I am one of those children, now adults, who are still trying to survive life rather than living it freely.

After so many years, my mind, soul, and entire being are still fully in fight-or-flight mode. To be honest, I don't believe I will ever be free from my many childhood adversities. I have accepted them and now live in my power as an adult with childhood adversity, instead of being the child victim that continues to exist in my sister, my mother, and the rest of the family.

Since I left home at 17, I have worked on my personal development. However, I have come close to death and complete despair many times. If I weren't such a fighter, I would have been dead a long time ago.

I firmly assert that if you want a child, you must first ask yourself this question: What can I offer to my child? And the answer is not financial security; it's something much more precious. It's YOU!

You are the only thing this child will ever need, and YOU are fully responsible for making this child a wonderful, self-expressing being. Not your mother, no nanny, no other substitute.

It's not okay to bring a child into this world if you're not willing to work on yourself, to know, understand, and accept yourself, and most certainly, your childhood difficulties and family toxicity. You don't have the right to transfer YOUR desires and lost dreams onto a child and impose YOUR unresolved adversities on them. It's YOUR duty to detach from the adversities of YOUR own childhood, no matter how challenging they were. It's not okay to choose to bring another life into this world just because YOU want to please yourself or hold onto a man. It's not okay to make decisions about another person's life. You don't have the right to bring another being into this life if you're not prepared.

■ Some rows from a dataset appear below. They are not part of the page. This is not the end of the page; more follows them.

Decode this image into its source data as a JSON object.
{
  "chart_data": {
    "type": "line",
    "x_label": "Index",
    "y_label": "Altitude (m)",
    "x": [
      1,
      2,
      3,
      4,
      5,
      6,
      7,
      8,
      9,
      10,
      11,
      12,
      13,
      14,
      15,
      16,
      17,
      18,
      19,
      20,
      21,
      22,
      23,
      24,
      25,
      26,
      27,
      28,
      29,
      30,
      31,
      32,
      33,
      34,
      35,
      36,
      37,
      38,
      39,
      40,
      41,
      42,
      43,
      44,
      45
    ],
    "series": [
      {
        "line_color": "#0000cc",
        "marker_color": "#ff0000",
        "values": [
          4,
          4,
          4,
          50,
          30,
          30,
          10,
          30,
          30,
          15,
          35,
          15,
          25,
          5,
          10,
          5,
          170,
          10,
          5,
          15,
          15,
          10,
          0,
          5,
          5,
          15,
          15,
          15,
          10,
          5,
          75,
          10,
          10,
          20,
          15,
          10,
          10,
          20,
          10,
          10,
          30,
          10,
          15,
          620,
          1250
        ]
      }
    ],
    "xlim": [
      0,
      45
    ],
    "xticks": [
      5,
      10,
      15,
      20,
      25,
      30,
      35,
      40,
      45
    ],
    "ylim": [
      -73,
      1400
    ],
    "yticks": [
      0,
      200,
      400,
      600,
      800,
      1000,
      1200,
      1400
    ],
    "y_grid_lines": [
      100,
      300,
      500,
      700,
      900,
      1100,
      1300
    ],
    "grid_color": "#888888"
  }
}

If it were up to me, I firmly believe that before YOU can become a mom or dad, YOU should have to deal with YOUR own issues and undergo psychological tests to see if YOU are capable of productive parenthood. Parenting tests should become mandatory before YOU can give birth. What good are YOU to someone else if you can't even take a test or don't want to, which only leads to a better understanding of yourself and becoming a better parent? If you don't want to do this, then YOU can't be a parent. It's that simple.

A negative parenting test should invite you to embark on a personal development journey for the sake of YOUR future child and yourself.

My vision is that we primarily focus on ourselves and the adversities of our childhood, becoming selfless toward childbirth. To break all the patterns of abuse imposed on us so selfishly, I'm sure you wouldn't want your child to be healed by you, as you had to be healed by your parents throughout your life.

My vision is to prevent harsh childhoods by encouraging adults to make adult decisions, and this starts with education as early as age six. Continuous parenting and environmental education must begin through school at the age of six and embed itself into your soul like our mother tongue. From ages 6 to 18, one hour per week in school.

Becoming a parent is no longer an option, but a privilege through self-work.